In truth, you and I do have some things in common. We’re both guys. We’re also both white. And we’re both married. In high school we both played on the varsity football team and threw for the track and field team. But that’s about where our similarities end.
You see, Mr. Gore, you are old, I am young. You are famous, I am not. You are rich, and, by governmental standards, I am poor. You have at least one car, I have none. You own at least one house with at least 20 rooms. I rent a two bedroom apartment. You probably have air-conditioning; we do not. You probably keep your hot water heater on all day and all night. To save money, we only turn ours on for up to two hours each day. If you do your own laundry, you probably dry your clothes in an ultra-efficient dryer. We can only afford to hang our clothes and dry them in the sun and wind.
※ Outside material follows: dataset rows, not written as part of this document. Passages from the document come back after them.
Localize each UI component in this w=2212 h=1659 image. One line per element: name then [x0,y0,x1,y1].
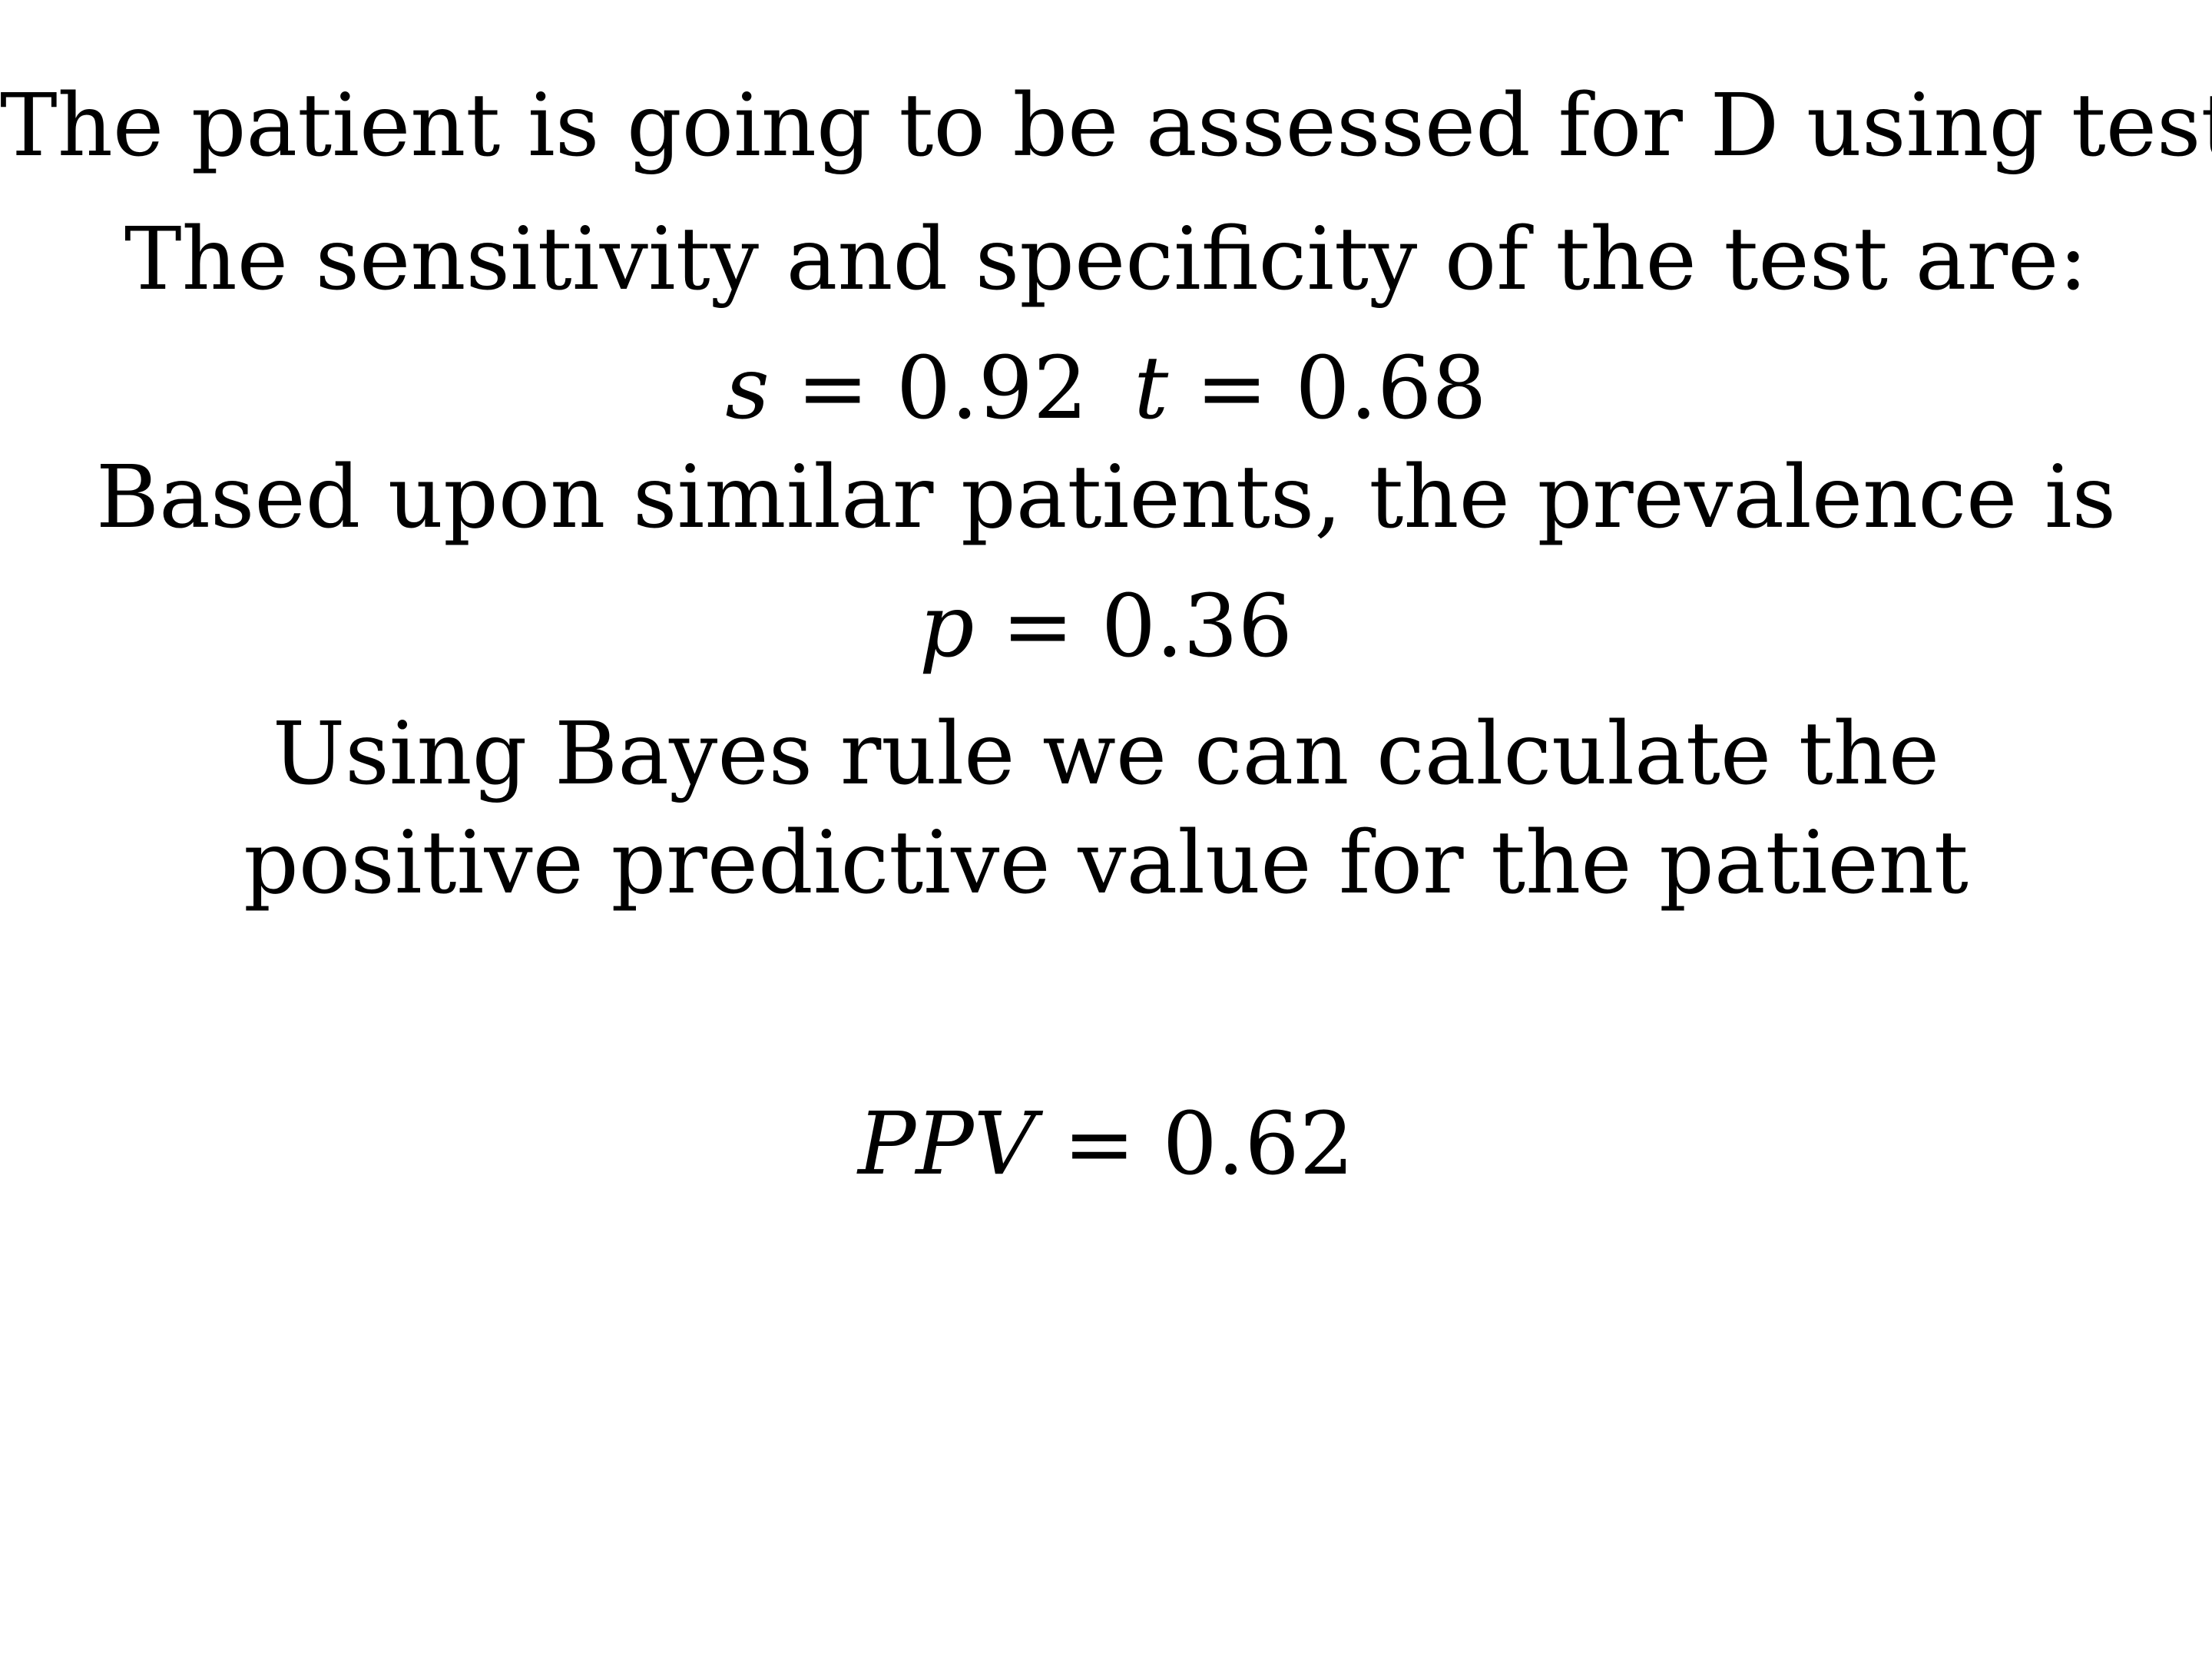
sensitivity-specificity-equation: s = 0.92 t = 0.68 [0,346,2212,432]
sensitivity-value: 0.92 [896,339,1088,439]
prevalence-equation: p = 0.36 [0,584,2212,670]
bayes-text-line-2: positive predictive value for the patien… [243,813,1969,913]
equals-sign: = [1002,577,1075,677]
equals-sign: = [1195,339,1268,439]
specificity-symbol: t [1134,339,1169,439]
equals-sign: = [1063,1094,1136,1194]
sensitivity-symbol: s [725,339,770,439]
ppv-equation: PPV = 0.62 [0,1101,2212,1187]
intro-text: The patient is going to be assessed for … [0,76,2212,176]
ppv-symbol: PPV [857,1094,1036,1194]
prevalence-intro: Based upon similar patients, the prevale… [95,448,2117,548]
bayes-text-line-1: Using Bayes rule we can calculate the [272,704,1940,804]
equals-sign: = [796,339,869,439]
ppv-value: 0.62 [1162,1094,1355,1194]
sensitivity-specificity-intro: The sensitivity and specificity of the t… [124,210,2088,310]
prevalence-symbol: p [919,577,975,677]
specificity-value: 0.68 [1295,339,1487,439]
prevalence-value: 0.36 [1101,577,1293,677]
The data you present in your film is convincing. I too think we have a burgeoning problem with the effects of global warming. I too believe we’re going to have to change a lot to avoid catastrophes. You made it sound like the governments of the world would bring about these necessary changes. What I find hard to believe is that an educated man such as yourself--who has seen government from its very insides--would still believe that the government can run as efficiently as a top-of-the-line energy-saving refrigerator. You know better than I do that it simply cannot happen.
Instead of increasing the size of an already bloated, sickly government, why not promote increased individual self-government? Why not preach a doctrine of personal sacrifice today for the welfare of our children tomorrow? I listened anxiously to hear you say in An Inconvenient Truth that we each needed to check personal greed, or curtail wasteful commercialism. I waited for you to say that we ought to use fewer resources and live simpler lives. Instead, you surprised me with a remarkable social gospel with the premise that we can have our cake and eat it too--that we can save the earth while living in the lap of luxury.
I guess what I’m trying to say is that I found it easy to swallow the gnat of global warming but strained to choke down the camel of your extravagant personal lifestyle. Regardless of whether you ever intended to, you have set yourself up as a messiah to the world. Why not try coming down and living at the level of your most humble potential disciples? Or would you find their way of life to be a very inconvenient truth?